Sin embargo, cuando un hijo no conoce a su padre – y hoy en día desgraciadamente se da muchas veces – le será muy difícil saberse hijo si ese padre no llega a estar junto a Él.
Esto es lo que le pasa a Dios: tiene muchos hijos que no le conocen, que no han experimentado su amor. Por eso, Jesús, que vino al mundo para salvarnos y revelar al Padre, instituyó la Iglesia y le dio el encargo de hacer llegar este mensaje a todos. Es aquí cuando cobra sentido la tercera nota de la Iglesia: la catolicidad.

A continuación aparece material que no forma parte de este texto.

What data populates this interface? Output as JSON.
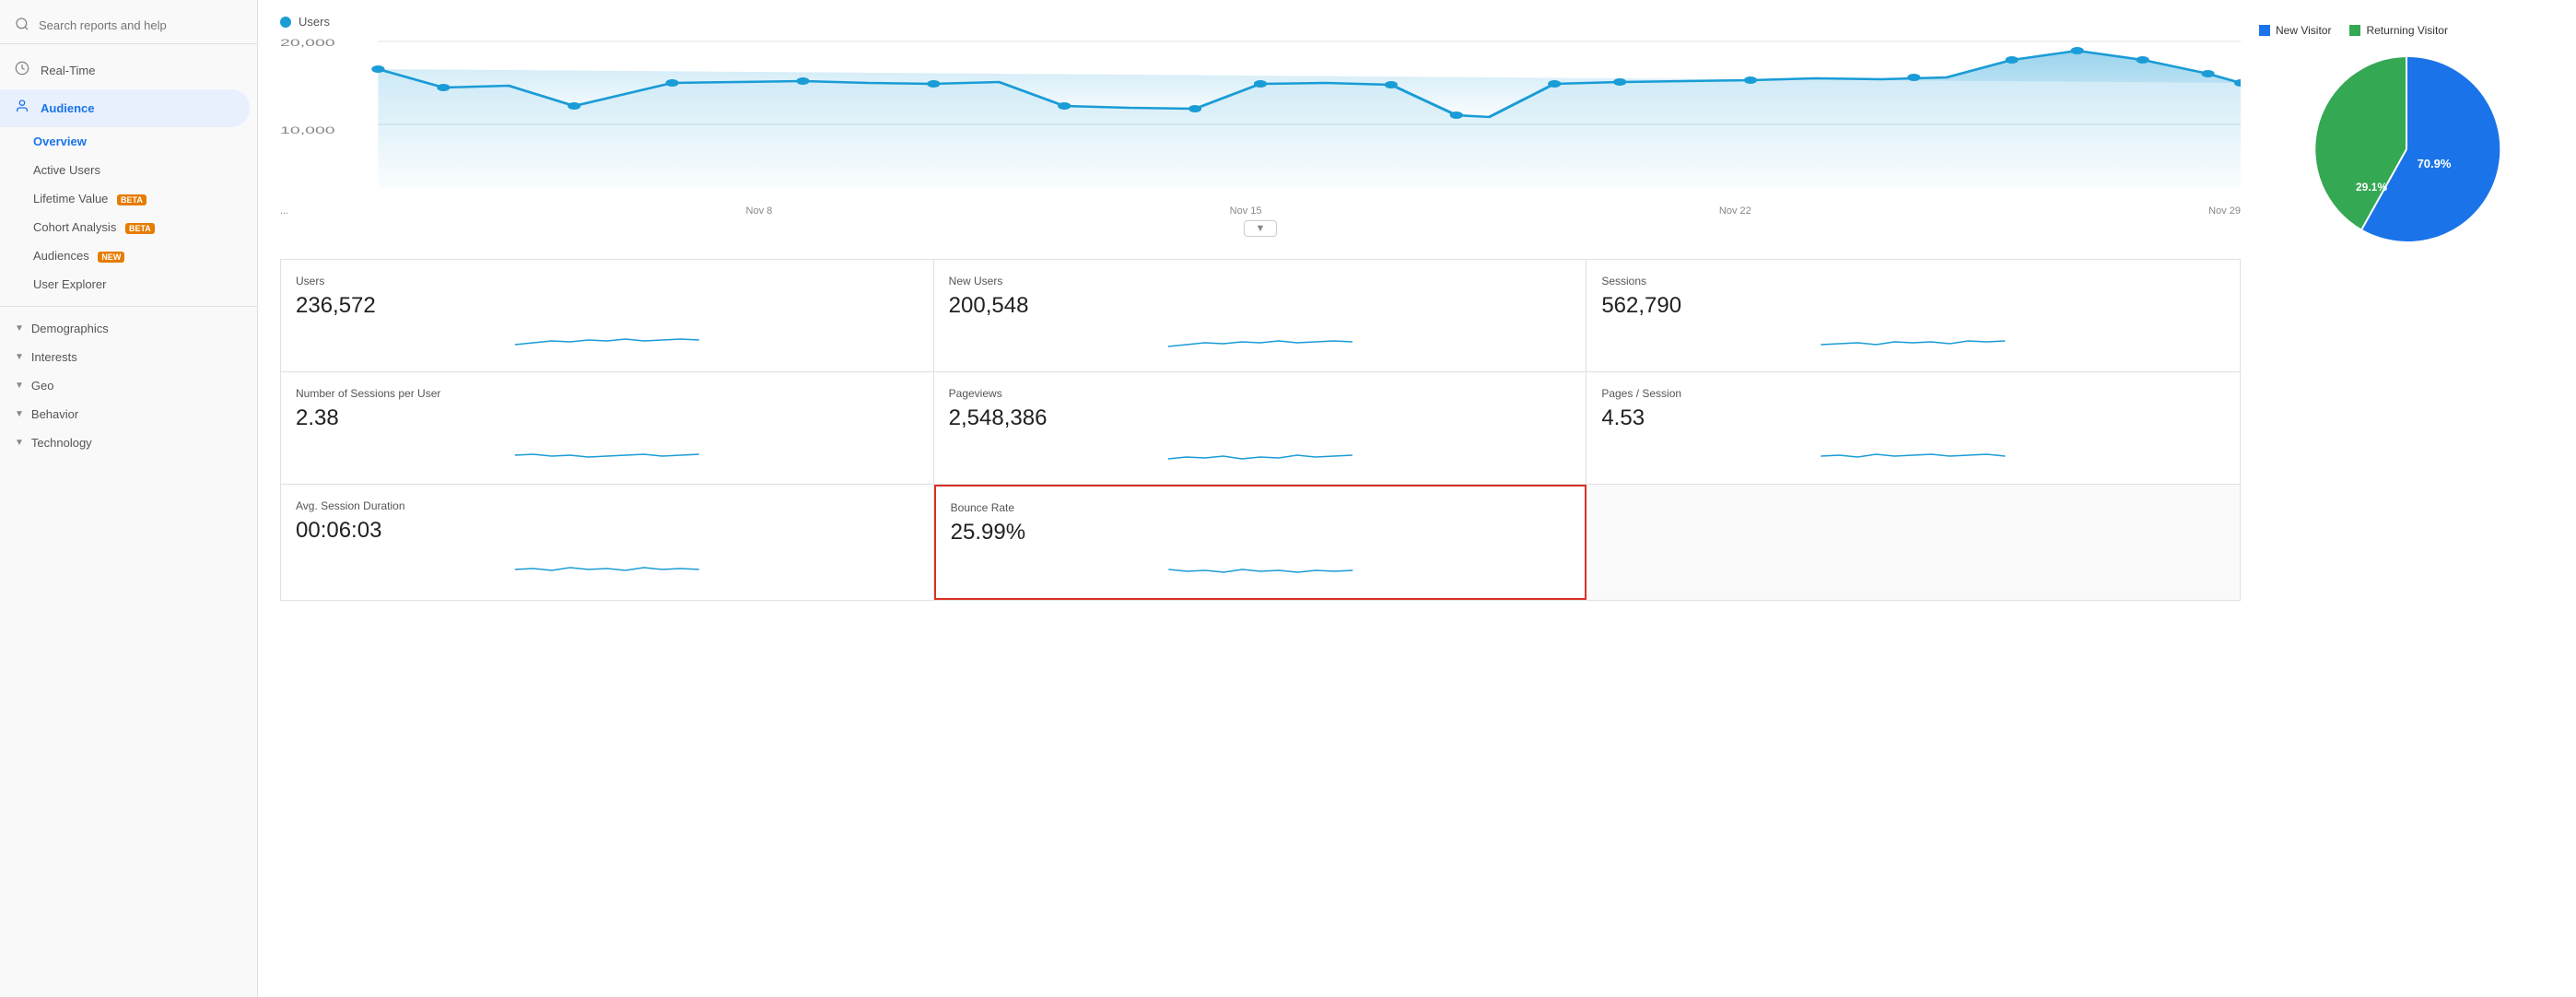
{
  "sidebar": {
    "search_placeholder": "Search reports and help",
    "items": [
      {
        "id": "realtime",
        "label": "Real-Time",
        "icon": "⏱"
      },
      {
        "id": "audience",
        "label": "Audience",
        "icon": "👤",
        "active": true
      }
    ],
    "sub_items": [
      {
        "id": "overview",
        "label": "Overview",
        "active": true
      },
      {
        "id": "active-users",
        "label": "Active Users",
        "active": false
      },
      {
        "id": "lifetime-value",
        "label": "Lifetime Value",
        "badge": "BETA",
        "badge_type": "beta"
      },
      {
        "id": "cohort-analysis",
        "label": "Cohort Analysis",
        "badge": "BETA",
        "badge_type": "beta"
      },
      {
        "id": "audiences",
        "label": "Audiences",
        "badge": "NEW",
        "badge_type": "new"
      },
      {
        "id": "user-explorer",
        "label": "User Explorer"
      }
    ],
    "collapsibles": [
      {
        "id": "demographics",
        "label": "Demographics"
      },
      {
        "id": "interests",
        "label": "Interests"
      },
      {
        "id": "geo",
        "label": "Geo"
      },
      {
        "id": "behavior",
        "label": "Behavior"
      },
      {
        "id": "technology",
        "label": "Technology"
      }
    ]
  },
  "chart": {
    "series_label": "Users",
    "series_color": "#1a9cd6",
    "y_labels": [
      "20,000",
      "10,000"
    ],
    "x_labels": [
      "...",
      "Nov 8",
      "Nov 15",
      "Nov 22",
      "Nov 29"
    ],
    "collapse_icon": "▼"
  },
  "metrics": [
    {
      "id": "users",
      "label": "Users",
      "value": "236,572"
    },
    {
      "id": "new-users",
      "label": "New Users",
      "value": "200,548"
    },
    {
      "id": "sessions",
      "label": "Sessions",
      "value": "562,790"
    },
    {
      "id": "sessions-per-user",
      "label": "Number of Sessions per User",
      "value": "2.38"
    },
    {
      "id": "pageviews",
      "label": "Pageviews",
      "value": "2,548,386"
    },
    {
      "id": "pages-per-session",
      "label": "Pages / Session",
      "value": "4.53"
    },
    {
      "id": "avg-session",
      "label": "Avg. Session Duration",
      "value": "00:06:03"
    },
    {
      "id": "bounce-rate",
      "label": "Bounce Rate",
      "value": "25.99%",
      "highlighted": true
    }
  ],
  "pie": {
    "new_visitor_label": "New Visitor",
    "returning_visitor_label": "Returning Visitor",
    "new_visitor_color": "#1a73e8",
    "returning_visitor_color": "#34a853",
    "new_visitor_pct": 70.9,
    "returning_visitor_pct": 29.1,
    "new_visitor_pct_label": "70.9%",
    "returning_visitor_pct_label": "29.1%"
  }
}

“Católica” significa “universal”. Lo primero que se nos viene a la cabeza es que la Iglesia tiene que llegar a todo el mundo. Por eso el Papa nos llama constantemente a salir, a ser misioneros en todos nuestros ambientes. La evangelización es un signo de madurez, que da alegría y plenitud a nuestra vida cristiana.
Ahora bien, esta universalidad también hace referencia a algo esencial y muy grande. Ya que, si lo pensamos bien, ¿quiénes somos nosotros – católicos – para dar a conocer el amor de Dios Padre a los demás? ¿Lo podríamos hacer con nuestras propias fuerzas? Obviamente, no. La clave radica en el otro sentido de la catolicidad: que Cristo está presente en la Iglesia. En toda comunidad, sea pobre, pequeña o esté dispersa, está presente Cristo, quien con su poder constituye a la Iglesia una, santa, católica y apostólica.
Como vemos, la grandeza de la Iglesia no le viene por sí misma, sino por Cristo. Allí donde está Él, está su Iglesia católica. De este modo, en la Iglesia, Dios Padre logra acercarse a todos sus hijos, y en Cristo ellos pueden experimentar su Amor y reconocerle.